Question

Olivia was asked to factor the following expression completely:

x^3-x+3x^2y=3y
x(x^2-1)+3y(x^2-1)
(x+3y)(x^2-1)
How can you check Olivia’s work to show the answer is or is not correct. If Olivia is not correct, explain to Olivia where her mistake is and how to fix it.

Answer 1

Explanation:

To check Olivia's work, we can multiply the factors she obtained to see if they result in the original expression. Let's perform the multiplication:

(x + 3y)(x^2 - 1) = x(x^2 - 1) + 3y(x^2 - 1)

Distributing the terms:

= x * x^2 - x * 1 + 3y * x^2 - 3y * 1

= x^3 - x + 3yx^2 - 3y

As we compare this with the original expression:

x^3 - x + 3x^2y = 3y

We can see that Olivia's factored expression, (x + 3y)(x^2 - 1), does not match the original expression. Olivia made a mistake in the step where she distributed the terms.

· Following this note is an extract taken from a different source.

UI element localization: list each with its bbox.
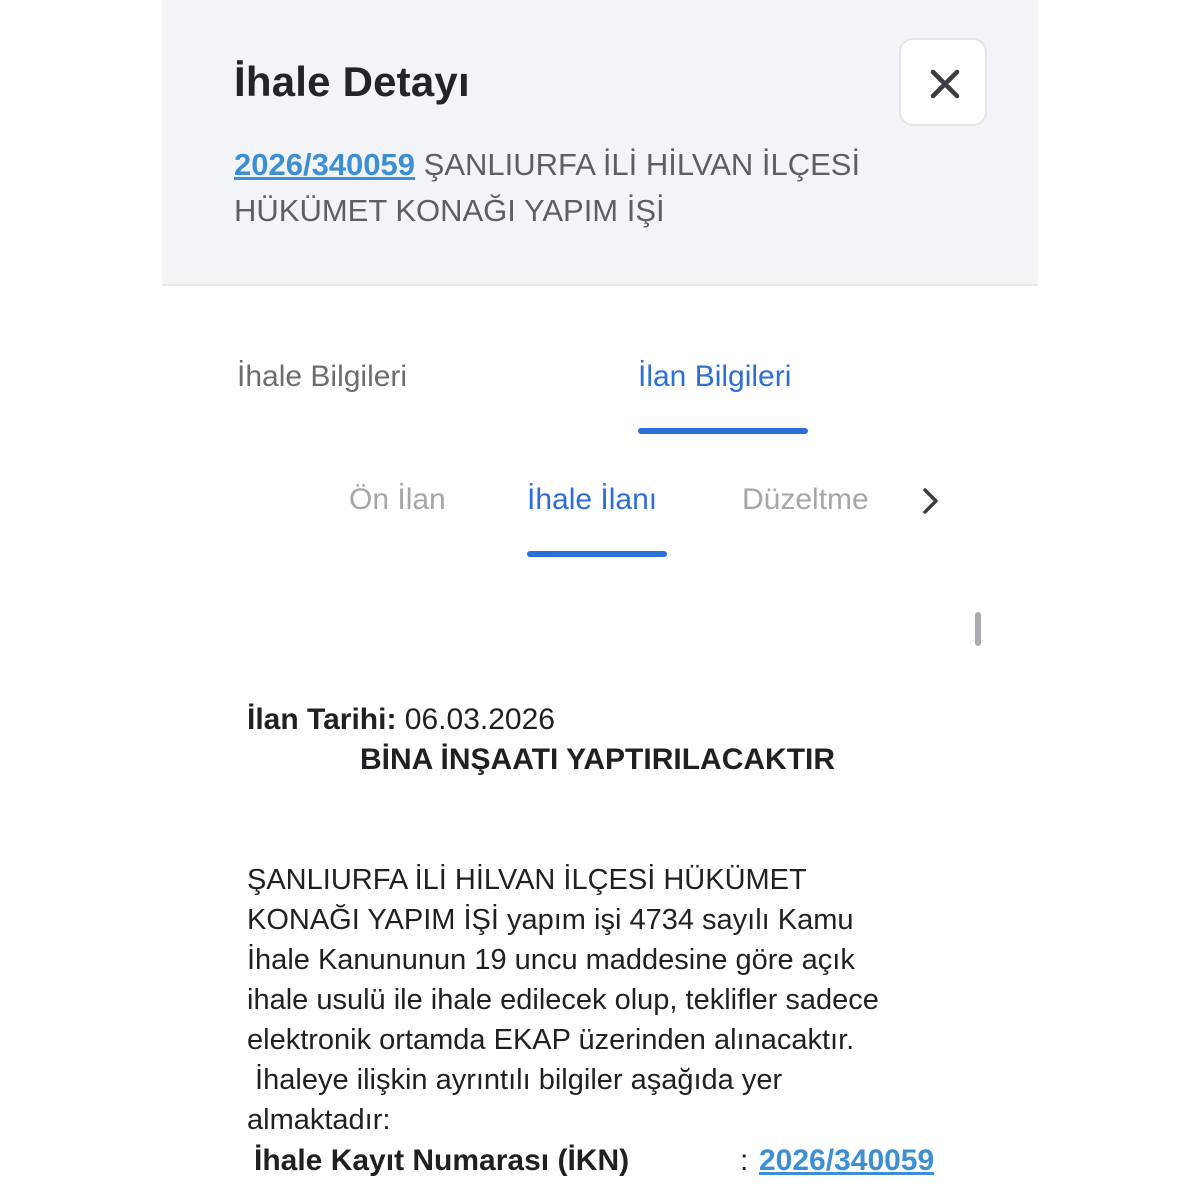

To correct the mistake, we need to distribute the terms correctly. Let's go through the factoring process again:

Starting with the original expression: x^3 - x + 3x^2y = 3y

Rearranging the terms: x^3 + 3x^2y - x - 3y = 0

Now, we can factor by grouping:

x^2(x + 3y) - 1(x + 3y) = 0

Notice that we have a common factor of (x + 3y). Factoring it out:

(x + 3y)(x^2 - 1) = 0

Now we have the correct factored expression.

Answer 2

Olivia's work is not correct.

The correct factorization of the expression is: (x-1)(x+1)(x+3y)

Explanation:

In order to check Olivia's work, we can expand the two factors she gave:

x(x^2-1)+3y(x^2-1)

x^3-x+3x^2*y-3xy

This is not equal to the original expression, so Olivia's factorization is incorrect.

To help Olivia find the correct factorization, we can first factor out a common factor of x from the first two terms:

x(x^2-1)+3y(x^2-1)

x(x^2-1)+3y(x^2-1)

Now, we can factor the quadratic expression x^2-1:

x(x-1)(x+1)+3y(x-1)(x+1)

Finally, we can factor out a common factor of (x-1)(x+1) from the two terms:

(x-1)(x+1)(x+3y)

This is the correct complete factorization of the expression.